What Marcus and others apparently don't get is that the conservative objection to judicial activism primarily involves courts creating or finding new "rights" in ancient documents -- often, those that just happen to validate contemporary liberal prejudices and which can't quite muster the popular support to win legislatively (i.e., at the ballot box). Thus, for example, even conservatives who might not object to gay marriage as a policy -- or if it is voted in at the ballot box -- rightly abhor courts simply decreeing, by fiat, that the "right" to gay marriage has existed all along in state constitutions drafted long ago.
To use a car analogy, conservatives primarily view the courts not as "accelerators" -- here to rush us into a "brave new world" whether the people want it or not -- but as "brakes" . . . that is, the mechanism to slow or prevent government overreach (and, after all, securing liberty -- that is, the right to freedom except in the areas where federal government had been giving explicit power to legislate -- was a motivating force behind the Constitution).
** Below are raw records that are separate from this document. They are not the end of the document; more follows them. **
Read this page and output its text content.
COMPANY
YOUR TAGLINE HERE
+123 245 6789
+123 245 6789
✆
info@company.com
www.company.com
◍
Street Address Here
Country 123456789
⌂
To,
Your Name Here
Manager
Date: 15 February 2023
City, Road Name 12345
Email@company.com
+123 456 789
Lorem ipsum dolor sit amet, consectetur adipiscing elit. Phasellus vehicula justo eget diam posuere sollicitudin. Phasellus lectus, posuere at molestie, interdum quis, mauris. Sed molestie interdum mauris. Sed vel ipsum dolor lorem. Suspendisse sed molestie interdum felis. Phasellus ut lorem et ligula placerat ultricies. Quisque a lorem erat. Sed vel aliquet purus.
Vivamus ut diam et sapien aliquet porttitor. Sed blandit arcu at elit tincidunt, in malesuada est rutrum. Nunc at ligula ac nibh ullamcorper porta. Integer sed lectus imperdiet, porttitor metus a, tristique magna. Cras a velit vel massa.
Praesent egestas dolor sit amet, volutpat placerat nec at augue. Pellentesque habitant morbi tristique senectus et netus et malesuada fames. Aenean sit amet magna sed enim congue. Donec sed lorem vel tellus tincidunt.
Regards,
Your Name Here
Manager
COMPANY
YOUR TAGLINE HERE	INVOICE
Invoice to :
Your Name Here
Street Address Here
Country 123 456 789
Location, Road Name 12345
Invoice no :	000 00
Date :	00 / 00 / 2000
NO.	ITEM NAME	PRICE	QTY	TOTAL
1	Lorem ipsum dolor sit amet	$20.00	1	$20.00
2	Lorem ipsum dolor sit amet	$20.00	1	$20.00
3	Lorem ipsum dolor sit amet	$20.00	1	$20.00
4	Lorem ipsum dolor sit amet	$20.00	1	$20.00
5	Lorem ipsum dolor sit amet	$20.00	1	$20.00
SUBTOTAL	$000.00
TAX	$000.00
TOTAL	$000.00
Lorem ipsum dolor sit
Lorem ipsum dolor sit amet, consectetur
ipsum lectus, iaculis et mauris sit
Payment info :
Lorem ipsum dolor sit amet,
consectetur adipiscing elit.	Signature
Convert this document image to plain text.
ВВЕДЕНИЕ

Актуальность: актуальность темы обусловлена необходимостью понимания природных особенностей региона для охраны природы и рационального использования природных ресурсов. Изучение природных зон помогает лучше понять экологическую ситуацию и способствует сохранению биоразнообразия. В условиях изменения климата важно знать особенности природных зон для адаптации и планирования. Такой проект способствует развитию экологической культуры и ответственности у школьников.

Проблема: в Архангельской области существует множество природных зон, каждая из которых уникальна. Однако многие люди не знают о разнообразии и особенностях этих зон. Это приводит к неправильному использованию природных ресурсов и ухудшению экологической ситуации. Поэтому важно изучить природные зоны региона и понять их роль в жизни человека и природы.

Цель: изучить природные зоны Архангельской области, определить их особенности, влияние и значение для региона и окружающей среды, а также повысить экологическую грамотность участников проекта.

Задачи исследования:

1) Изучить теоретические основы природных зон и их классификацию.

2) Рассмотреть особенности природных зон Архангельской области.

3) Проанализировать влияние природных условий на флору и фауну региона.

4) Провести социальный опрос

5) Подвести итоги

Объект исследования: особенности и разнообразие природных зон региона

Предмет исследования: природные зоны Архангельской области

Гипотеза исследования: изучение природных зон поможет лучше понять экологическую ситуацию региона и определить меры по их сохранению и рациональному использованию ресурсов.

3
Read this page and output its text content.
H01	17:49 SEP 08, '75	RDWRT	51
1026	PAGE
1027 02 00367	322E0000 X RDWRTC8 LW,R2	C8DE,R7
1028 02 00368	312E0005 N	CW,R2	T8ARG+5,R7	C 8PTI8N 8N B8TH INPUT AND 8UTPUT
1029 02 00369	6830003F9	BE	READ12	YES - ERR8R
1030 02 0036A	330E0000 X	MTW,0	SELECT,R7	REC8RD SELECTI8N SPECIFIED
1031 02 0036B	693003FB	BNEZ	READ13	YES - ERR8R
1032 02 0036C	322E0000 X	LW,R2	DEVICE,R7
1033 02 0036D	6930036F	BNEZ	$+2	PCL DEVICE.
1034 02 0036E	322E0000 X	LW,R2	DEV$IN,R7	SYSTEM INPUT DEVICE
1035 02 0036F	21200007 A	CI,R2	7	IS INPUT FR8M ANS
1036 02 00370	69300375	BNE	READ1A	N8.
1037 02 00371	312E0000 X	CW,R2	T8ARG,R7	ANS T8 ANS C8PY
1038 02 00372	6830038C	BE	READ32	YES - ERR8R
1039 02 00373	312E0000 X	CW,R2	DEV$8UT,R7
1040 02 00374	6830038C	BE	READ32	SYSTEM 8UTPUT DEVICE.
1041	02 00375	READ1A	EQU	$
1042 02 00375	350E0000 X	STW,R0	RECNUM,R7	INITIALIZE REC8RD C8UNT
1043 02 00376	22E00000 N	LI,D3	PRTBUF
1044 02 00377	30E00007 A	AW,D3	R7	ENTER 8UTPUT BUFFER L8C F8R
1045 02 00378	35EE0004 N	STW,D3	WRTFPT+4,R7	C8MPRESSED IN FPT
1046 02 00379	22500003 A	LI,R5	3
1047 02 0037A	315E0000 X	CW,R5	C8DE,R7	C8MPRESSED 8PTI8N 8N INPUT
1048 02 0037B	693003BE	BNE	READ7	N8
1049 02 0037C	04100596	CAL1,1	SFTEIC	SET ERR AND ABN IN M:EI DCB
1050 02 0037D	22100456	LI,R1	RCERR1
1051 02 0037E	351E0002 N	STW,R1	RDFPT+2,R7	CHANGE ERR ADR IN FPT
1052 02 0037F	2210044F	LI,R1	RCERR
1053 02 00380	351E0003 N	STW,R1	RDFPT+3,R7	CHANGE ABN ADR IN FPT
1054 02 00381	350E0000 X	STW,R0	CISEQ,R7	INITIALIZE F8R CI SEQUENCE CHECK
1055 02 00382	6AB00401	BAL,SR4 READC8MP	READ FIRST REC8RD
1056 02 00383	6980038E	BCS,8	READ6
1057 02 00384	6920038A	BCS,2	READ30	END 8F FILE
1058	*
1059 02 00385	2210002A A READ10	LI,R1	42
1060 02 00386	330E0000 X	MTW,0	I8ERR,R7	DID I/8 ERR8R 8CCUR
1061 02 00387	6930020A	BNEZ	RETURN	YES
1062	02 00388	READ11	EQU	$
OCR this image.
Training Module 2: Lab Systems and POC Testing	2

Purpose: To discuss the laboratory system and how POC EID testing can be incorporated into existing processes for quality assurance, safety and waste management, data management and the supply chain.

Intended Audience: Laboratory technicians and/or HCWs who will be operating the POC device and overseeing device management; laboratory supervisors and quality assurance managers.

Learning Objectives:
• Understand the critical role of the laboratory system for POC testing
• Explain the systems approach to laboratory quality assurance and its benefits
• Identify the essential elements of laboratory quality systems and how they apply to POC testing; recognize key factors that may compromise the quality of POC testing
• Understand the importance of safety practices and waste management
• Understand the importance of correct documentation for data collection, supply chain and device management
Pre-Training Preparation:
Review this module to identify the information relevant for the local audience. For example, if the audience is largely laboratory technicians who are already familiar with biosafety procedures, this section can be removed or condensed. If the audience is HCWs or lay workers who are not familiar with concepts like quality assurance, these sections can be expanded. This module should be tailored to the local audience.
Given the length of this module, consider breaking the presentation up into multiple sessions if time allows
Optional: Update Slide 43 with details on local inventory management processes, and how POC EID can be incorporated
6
Polls show that a majority of Americans hate ObamaCare. Even if they loved the individual mandate, however, the role of the courts is to ensure the rights (and freedom) of the minority against the tyranny of the majority (at least where that power would be exploited to take away our natural rights), as liberals have never hesitated to remind us.
Liberals like President Obama have been big fans of creative judicial interpretations that have yielded them policy victories they couldn't secure at the ballot box. Now, the whining about "judicial activism" is just sour grapes. Hate to tell you -- even in this day and age, there may be some limit on the government's power over our lives. Along with the "accelerator" we've seen in the likes of Warren Court jurisprudence, there may be some "brake" in the judicial system yet.
Update: At last week's oral arguments, President Obama's solicitor general struggled to come up with a "limiting principle" for the expansion of federal power the administration is advocating: If citizens are subject to regulation simply as a result of existing (in this case, when they are not in fact participants in the health insurance market), what activity could the feds not regulate? Good question. Perhaps the erstwhile constitutional law lecturer in The White House would care to provide us with a credible, principled answer to this question before he casts aspersions on the good faith and integrity of the justices.